本年1月1日から施工された改正相続税法により、
いよいよ大増税時代の到来となりました。
なかでも、今回の改正の柱となる「基礎控除の引き下げ」、
「相続税率の見直し」は、課税対象となるひとが増えるだけでなく、
資産家の方に、さらなる税負担を強いるものといえます。
特に財産の大半を不動産が占めている方は要注意です。
今回の増税により税負担が増えれば、
納税資金がショートする危険性が高まります。
それでなくとも、不動産の相続については、
従前から納税資金対策は大変な課題となっていました。
被相続人が生前に対策をしていなかったため、相続人が財産を相続した後、
納税資金捻出のため、大切な自宅を売却したり、預貯金を失ったりと、
結果的にマイナスになってしまい本末転倒という例も少なくありません。
実際に私たちがお受けする相談のなかで、もっとも相談件数が多く
トラブルになる可能性が一番高いのが不動産です。
次に挙げる3つの質問について考えてみてください。
「お持ちの不動産について、現在の評価額を知っていますか?」
「相続計画について、相続人全員の意思確認は出来ていますか?」
「改正相続税に沿った相続対策について専門家に相談してみましたか?」
1つでも「ノー」があるなら、「争続」に発展する危険性があるといえます。
トラブルを避け、円滑な相続を実現するためには、適切な専門家への相談と、
改正税法を見据えた新たな相続計画を立て、上記3つの問いにも「イエス」と
答えられる準備をしっかりと整えてください。
以下に1つ事例と対策法を記しましたのでご参照ください。
【事例ケース】人気の住宅街にある自宅の場合
長く住み続けてきた街の人気が高まるのは嬉しいことです。
ただ、その分地価が高くなれば、相続税課税評価額も上昇しますから、
相続では思わぬ負担が生じることもあります。
横浜市に住むCさんのケースでは、次のようなごく普通の住まいについて、
相続税の問題が発生してしまいました。
概要 | 人気の街に建つ自宅 所在地:神奈川県横浜市 / 用途地域:第一種住居地域 相続税評価額:1億円 / 相続人:妻と子供2人 |
備考 | 長年住んできた自宅だが、最近人気が出たため、地価が高騰している。 高額の相続税が支払えず、将来妻が住む場所を失ってしまう事が心配。 |
問題点 | ・これまで地価の高騰を想定したことがなく、相続税を支払うだけの預金がない。 ・他にも資産があり、相続税計算の適用税率が高い。 |
解決策 | 「小規模宅地の特例」を活用する |
相続税について関心をお持ちの方なら、
「小規模宅地の特例」という言葉をどこかで耳にした事があると思います。
それほどポピュラーなのは、利用できる条件が整えば、
本特例による節税効果が非常に大きいためです。
相続財産の評価が大幅に下がり、相続税の負担が軽減されます。
まさに不動産相続対策の切り札といえる特例です。
1億円にのぼるCさんの自宅土地の相続税評価額も、
小規模宅地の特例を適用すると、 約4,720万円に抑えられます。
実に5,280万円も減額することができるのです。
概要 | ・被相続人が住宅として使用していた土地は課税対象額が80%減額されます。 ・被相続人の配偶者、被相続人と同居していた親族が相続した場合、 330㎡までは 80%の減額となります。 |
相続税対策では、賃貸用建物を建てるなど、多額の投資や一定の費用を必要とするものが、大半です。

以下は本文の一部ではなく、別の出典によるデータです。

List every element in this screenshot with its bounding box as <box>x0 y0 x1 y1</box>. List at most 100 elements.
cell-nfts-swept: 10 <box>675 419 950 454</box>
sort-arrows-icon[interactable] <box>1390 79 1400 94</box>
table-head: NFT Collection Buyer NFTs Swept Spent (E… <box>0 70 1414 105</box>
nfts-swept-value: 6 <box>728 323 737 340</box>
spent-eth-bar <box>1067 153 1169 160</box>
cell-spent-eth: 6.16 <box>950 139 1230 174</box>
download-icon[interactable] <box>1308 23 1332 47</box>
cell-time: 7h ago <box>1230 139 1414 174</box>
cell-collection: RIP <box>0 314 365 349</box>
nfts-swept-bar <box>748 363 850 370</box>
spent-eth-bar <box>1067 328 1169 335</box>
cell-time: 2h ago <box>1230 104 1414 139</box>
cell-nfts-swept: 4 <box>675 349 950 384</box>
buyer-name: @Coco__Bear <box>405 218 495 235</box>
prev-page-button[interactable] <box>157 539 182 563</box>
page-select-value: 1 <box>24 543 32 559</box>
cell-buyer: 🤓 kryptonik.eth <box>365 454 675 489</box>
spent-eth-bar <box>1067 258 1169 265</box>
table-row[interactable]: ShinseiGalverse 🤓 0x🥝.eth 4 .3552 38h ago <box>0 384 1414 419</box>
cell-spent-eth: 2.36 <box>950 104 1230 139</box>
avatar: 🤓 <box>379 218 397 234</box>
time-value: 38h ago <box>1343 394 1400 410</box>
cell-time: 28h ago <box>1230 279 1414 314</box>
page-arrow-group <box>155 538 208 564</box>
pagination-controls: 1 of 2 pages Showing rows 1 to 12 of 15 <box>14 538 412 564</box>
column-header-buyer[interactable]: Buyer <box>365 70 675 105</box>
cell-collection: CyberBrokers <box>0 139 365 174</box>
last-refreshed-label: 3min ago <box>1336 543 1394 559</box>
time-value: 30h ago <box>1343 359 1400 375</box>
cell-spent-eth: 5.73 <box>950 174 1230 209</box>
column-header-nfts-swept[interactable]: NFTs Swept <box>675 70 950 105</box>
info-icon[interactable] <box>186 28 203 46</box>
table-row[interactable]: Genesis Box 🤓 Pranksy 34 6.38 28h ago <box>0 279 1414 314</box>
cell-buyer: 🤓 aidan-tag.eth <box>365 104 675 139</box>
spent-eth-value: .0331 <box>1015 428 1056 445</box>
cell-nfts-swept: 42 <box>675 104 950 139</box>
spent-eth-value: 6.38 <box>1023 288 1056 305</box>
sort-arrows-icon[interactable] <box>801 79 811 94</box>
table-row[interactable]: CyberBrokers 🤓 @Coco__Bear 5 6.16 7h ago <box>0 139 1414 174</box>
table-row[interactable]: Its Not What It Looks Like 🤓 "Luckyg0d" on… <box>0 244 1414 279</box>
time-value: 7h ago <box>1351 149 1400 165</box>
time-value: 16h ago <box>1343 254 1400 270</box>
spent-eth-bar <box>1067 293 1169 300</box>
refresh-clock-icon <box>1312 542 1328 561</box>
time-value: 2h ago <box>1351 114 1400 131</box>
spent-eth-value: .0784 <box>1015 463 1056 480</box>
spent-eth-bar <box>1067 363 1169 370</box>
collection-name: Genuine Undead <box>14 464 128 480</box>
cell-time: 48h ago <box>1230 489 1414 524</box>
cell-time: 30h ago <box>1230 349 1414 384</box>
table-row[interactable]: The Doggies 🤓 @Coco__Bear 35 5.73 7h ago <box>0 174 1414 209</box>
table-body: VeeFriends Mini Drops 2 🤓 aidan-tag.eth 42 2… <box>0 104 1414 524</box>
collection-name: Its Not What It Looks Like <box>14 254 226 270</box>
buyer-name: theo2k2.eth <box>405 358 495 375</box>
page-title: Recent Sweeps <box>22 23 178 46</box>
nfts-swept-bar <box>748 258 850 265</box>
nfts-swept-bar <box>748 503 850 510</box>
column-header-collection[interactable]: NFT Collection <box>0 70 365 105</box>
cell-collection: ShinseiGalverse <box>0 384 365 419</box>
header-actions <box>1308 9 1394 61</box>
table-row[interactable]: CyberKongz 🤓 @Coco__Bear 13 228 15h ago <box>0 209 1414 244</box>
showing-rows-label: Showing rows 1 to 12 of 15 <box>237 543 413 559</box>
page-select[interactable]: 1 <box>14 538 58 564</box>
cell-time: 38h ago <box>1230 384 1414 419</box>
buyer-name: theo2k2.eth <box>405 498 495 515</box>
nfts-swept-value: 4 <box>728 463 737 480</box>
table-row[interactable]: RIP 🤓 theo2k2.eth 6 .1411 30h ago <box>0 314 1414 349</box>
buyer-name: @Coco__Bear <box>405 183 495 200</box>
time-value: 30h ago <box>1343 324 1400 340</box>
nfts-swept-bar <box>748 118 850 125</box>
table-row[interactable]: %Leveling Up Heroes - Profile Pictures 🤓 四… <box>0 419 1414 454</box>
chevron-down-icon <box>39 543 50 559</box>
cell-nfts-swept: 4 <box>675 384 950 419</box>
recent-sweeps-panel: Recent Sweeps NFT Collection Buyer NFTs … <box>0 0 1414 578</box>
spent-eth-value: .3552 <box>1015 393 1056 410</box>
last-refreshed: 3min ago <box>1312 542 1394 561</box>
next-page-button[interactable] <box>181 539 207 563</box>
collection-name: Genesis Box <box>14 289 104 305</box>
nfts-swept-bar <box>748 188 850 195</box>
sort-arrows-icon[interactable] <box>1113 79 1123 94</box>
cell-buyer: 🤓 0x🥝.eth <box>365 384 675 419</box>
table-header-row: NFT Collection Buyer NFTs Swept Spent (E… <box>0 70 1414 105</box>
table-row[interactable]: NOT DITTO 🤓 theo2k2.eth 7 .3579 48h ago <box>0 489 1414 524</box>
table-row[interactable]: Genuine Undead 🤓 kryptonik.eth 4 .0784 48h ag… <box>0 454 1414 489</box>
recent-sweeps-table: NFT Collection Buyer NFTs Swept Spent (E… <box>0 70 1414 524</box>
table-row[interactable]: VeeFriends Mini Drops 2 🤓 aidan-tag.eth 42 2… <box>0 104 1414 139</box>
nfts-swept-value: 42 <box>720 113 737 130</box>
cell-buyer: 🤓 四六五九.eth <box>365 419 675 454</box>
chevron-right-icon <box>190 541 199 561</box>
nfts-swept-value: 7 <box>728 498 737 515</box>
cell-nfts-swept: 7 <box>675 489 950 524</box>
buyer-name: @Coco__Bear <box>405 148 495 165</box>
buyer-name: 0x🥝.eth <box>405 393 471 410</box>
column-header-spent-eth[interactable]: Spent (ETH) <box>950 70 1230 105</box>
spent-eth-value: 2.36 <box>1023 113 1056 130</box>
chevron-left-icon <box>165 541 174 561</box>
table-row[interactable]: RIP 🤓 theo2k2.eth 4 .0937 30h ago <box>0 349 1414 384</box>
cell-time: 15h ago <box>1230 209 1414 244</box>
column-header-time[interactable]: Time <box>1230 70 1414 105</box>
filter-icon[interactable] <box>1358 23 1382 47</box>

そんななか、この「小規模宅地の特例」による節税は、新たなコストを要しません。
ローコストでこれだけの効果を上げる節税法は他にありませんから、是非利用したいものです。
今回は「小規模宅地の特例」を事例に挙げ、対策を解説しましたが、
ひとくくりに不動産といっても、各不動産の状態やご家庭の事情はさまざまです。
前述した対策以外にも、状況によっては有効に活用できる手法は多々あります。